You’re not coming? Okay, I’ll go on my own. But tell me, why do you look like that — like a little baby swathed in white? For the last three months I’ve been watching you shrink. My God, if you could see yourself before you die. It’s a shame you don’t know what’s going on, a shame you can’t see how a man doesn’t die but goes back to where he came from. I used to think the poets were lying when they said that a man returns to his mother’s womb. But now I swear they weren’t: A man becomes an infant again before he dies. Only infants die; all death is the death of infants — infants searching for their mothers’ wombs, curling up like fetuses. And here you are, turning back into an infant, curling up on yourself, blind. If only you could see yourself.
I can’t hear you properly. Why are you mumbling? Why are you moving your left hand? You want me to tell you about Nahilah? You already know the story, and no, I won’t tell it again. Do you think of yourself as the hero in a love story? Why have you forgotten your other heroic roles? Or maybe they weren’t so heroic. You told me, “Everyone thinks that the fighters are heroes, but that’s not true. People fight the way they breathe or eat or go to the john. War is nothing special. All you need to be a fighter is to fight. Being a hero is something else; heroism doesn’t exist, and even courage isn’t anything special. A brave man can turn into a coward, and a coward can turn into a brave man. The important thing is — ” You left it there.
I didn’t ask what the important thing was. I knew what your reply would be, and I didn’t want to hear it again. And now you want me to tell you some stories? No, I won’t tell stories, not today. Today I’m busy. Have pity on me; get up and release me, please release me. I’m tired.
I’m tired of everything. I’m tired of your sickness and of how sad you look, I’m tired of the baby’s round face suspended above your neck, I’m tired of praying for you.
Did you know that I pray?
My grandmother used to say that praying means laying down words like a carpet on the ground.

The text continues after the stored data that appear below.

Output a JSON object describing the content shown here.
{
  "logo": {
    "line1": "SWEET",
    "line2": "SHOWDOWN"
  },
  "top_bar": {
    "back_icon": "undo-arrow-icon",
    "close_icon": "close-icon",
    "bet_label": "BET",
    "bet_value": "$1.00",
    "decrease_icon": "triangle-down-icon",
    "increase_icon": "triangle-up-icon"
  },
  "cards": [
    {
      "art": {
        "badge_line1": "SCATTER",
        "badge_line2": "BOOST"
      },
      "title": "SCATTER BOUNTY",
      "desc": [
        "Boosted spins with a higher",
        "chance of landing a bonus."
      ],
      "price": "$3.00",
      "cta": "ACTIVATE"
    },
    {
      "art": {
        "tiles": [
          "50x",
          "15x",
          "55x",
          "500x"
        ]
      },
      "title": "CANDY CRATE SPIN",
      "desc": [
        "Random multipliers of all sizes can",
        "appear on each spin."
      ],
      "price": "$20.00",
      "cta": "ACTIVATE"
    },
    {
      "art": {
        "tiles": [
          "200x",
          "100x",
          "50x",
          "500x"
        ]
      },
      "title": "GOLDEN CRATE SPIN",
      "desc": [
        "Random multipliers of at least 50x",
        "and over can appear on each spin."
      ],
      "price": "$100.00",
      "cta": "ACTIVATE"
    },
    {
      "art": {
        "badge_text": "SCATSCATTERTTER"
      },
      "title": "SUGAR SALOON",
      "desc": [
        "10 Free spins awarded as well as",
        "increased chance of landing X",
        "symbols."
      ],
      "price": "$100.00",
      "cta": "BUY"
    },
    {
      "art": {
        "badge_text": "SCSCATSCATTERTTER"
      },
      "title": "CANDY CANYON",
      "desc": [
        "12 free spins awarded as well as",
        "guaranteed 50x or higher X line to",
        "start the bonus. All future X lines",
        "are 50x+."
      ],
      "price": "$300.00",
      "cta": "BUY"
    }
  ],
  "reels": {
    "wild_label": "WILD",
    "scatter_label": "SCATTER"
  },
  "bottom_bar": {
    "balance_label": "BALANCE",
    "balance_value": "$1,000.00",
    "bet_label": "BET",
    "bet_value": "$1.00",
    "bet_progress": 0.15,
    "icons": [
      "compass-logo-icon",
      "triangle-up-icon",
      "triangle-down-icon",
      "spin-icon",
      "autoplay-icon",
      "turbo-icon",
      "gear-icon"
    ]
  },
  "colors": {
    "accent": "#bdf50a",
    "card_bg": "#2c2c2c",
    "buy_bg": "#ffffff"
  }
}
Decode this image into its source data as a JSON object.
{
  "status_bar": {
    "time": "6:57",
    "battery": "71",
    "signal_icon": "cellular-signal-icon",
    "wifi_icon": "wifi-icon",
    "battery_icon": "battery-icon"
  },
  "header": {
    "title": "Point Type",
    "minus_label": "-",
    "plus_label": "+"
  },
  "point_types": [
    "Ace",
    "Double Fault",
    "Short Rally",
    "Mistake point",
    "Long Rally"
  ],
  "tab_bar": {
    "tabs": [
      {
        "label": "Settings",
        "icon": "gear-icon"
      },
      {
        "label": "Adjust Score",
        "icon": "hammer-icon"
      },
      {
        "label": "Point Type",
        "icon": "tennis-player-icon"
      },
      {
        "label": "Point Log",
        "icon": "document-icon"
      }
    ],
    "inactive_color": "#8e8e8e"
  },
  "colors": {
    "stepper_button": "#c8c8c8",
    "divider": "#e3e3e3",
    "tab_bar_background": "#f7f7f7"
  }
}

I lay down my words so that you can walk on them.
Why don’t you get up?
ONCE UPON a time there was a baby.
No, you don’t like the story about Naji. You told me Naji was a dog because after everything Umm Hassan had done for him, he went off to America and left her poor and abandoned.
I see a frown on your face and black spots in your closed eyes. Okay, we won’t start the story with Umm Hassan or Naji or America. I’ll tell you another one.
Back to the beginning.
Do you remember when you used to say, “Back to the beginning!” and would stamp your foot? Do you remember what you did after Abdel Nasser resigned in ’67? People gathered in the alleyways of the camp and wept; it was night, and humid, and they were like ghosts weeping in the darkness. You stood in their midst, spat on the ground, and said, “Back to the beginning!”
And after 1970, when you’d returned safely to the camp from the slaughter in the forests of Jerash and Ajloun,* you said to the woman who came to ask about her son, “Back to the beginning!” and left.